Microsoft has disclosed details of a large-scale credential theft campaign that has leveraged a combination of code of conduct-themed lures and legitimate email services to direct users to attacker-controlled domains and steal authentication tokens.

The multi-stage campaign, observed between April 14 and 16, 2026, targeted more than 35,000 users across over 13,000 organizations in 26 countries, with 92% of the targets located in the U.S. The majority of phishing emails were directed against healthcare and life sciences (19%), financial services (18%), professional services (11%), and technology and software (11%) sectors.

"The lures in this campaign used polished, enterprise-style HTML templates with structured layouts and preemptive authenticity statements, making them appear more credible than typical phishing emails and increasing their plausibility as legitimate internal communications," the Microsoft Defender Security Research Team and Microsoft Threat Intelligence said.

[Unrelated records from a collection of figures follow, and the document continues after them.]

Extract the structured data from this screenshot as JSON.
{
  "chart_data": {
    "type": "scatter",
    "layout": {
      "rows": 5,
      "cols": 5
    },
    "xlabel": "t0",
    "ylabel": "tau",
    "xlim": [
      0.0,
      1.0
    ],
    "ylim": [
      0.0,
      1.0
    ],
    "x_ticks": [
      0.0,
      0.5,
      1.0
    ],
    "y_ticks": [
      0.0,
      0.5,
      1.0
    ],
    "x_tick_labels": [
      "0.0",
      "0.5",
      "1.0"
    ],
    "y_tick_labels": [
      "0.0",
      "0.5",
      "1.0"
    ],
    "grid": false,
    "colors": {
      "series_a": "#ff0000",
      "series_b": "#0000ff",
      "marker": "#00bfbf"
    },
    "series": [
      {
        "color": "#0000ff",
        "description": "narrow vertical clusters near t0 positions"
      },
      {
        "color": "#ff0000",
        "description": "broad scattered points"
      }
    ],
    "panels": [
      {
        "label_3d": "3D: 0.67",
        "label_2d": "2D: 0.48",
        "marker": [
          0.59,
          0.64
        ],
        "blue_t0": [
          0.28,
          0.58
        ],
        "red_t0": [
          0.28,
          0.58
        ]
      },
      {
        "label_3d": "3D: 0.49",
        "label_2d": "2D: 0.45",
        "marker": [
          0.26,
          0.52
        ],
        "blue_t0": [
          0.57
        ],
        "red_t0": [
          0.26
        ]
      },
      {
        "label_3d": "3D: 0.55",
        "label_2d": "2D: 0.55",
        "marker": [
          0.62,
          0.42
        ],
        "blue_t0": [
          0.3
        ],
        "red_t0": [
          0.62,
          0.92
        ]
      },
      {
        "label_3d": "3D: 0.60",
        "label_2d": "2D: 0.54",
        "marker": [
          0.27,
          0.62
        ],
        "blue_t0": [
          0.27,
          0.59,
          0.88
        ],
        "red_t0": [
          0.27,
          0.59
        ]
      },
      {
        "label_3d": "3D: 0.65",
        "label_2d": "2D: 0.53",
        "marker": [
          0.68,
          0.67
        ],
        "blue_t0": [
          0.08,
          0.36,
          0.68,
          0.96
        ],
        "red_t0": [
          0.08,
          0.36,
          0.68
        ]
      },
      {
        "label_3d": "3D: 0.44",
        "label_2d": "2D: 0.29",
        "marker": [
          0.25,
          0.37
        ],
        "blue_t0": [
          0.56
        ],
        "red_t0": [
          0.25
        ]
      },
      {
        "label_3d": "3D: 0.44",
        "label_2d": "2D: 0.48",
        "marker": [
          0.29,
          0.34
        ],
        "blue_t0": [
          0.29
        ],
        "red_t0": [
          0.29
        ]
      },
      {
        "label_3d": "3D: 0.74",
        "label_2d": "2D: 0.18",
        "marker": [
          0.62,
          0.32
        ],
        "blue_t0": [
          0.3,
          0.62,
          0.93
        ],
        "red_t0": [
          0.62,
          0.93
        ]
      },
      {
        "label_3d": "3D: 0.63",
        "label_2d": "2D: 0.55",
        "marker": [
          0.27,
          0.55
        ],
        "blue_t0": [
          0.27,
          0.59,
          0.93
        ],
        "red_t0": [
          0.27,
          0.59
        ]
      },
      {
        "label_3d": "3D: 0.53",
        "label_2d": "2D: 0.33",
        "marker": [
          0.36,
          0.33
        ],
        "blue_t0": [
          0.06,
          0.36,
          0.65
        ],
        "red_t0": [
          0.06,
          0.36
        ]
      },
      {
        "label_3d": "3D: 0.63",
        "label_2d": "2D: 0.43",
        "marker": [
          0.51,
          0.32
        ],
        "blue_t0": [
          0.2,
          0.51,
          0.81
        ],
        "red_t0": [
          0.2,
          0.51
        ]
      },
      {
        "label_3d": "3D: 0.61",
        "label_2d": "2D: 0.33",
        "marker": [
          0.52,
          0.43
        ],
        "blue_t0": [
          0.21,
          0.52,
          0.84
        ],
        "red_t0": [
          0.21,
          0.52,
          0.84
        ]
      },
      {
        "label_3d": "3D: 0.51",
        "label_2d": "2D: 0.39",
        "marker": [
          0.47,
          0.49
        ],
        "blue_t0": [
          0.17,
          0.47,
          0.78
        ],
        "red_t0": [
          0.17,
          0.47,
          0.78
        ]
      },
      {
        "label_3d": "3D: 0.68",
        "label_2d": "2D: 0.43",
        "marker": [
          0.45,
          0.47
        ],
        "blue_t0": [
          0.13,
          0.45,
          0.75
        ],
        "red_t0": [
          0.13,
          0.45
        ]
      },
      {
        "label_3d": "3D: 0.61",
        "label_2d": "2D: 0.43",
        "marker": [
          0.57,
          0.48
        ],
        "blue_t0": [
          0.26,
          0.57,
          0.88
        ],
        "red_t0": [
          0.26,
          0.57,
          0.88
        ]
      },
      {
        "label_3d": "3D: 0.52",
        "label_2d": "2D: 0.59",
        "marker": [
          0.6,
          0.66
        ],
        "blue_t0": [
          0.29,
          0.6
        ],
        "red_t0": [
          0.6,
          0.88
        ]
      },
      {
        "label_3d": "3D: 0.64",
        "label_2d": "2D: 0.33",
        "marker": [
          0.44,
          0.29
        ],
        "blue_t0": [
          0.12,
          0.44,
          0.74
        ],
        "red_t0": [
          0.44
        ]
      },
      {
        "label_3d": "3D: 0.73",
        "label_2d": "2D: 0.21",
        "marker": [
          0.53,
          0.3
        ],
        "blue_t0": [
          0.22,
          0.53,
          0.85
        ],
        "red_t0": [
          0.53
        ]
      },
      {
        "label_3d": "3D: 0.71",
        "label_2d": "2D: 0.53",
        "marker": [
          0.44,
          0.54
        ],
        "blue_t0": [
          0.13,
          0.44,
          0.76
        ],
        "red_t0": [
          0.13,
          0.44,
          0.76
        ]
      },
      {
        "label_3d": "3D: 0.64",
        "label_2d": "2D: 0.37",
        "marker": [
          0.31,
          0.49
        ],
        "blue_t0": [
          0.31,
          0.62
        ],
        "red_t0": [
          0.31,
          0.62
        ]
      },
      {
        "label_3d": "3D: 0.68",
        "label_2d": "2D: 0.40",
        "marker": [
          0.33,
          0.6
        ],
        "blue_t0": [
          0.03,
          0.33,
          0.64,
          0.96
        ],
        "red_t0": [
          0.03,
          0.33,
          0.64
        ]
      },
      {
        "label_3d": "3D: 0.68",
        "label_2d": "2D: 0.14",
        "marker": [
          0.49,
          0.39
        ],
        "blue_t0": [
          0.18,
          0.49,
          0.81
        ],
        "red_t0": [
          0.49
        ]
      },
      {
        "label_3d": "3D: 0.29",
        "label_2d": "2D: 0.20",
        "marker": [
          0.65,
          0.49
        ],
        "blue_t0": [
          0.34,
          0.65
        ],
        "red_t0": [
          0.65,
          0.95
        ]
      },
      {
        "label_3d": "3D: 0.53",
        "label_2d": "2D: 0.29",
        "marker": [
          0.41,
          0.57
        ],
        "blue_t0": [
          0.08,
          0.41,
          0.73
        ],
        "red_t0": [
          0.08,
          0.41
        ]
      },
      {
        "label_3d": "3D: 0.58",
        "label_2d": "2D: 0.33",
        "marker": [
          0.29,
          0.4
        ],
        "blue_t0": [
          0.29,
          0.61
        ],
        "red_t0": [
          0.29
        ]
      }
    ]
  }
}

"Because the messages contained accusations and repeated time-bound action prompts, the campaign created a sense of urgency and pressure to act."

The email messages used in the campaign employ lures related to code of conduct reviews, using display names like "Internal Regulatory COC," "Workforce Communications," and "Team Conduct Report." Subject lines associated with these emails include "Internal case log issued under conduct policy" and "Reminder: employer opened a non-compliance case log."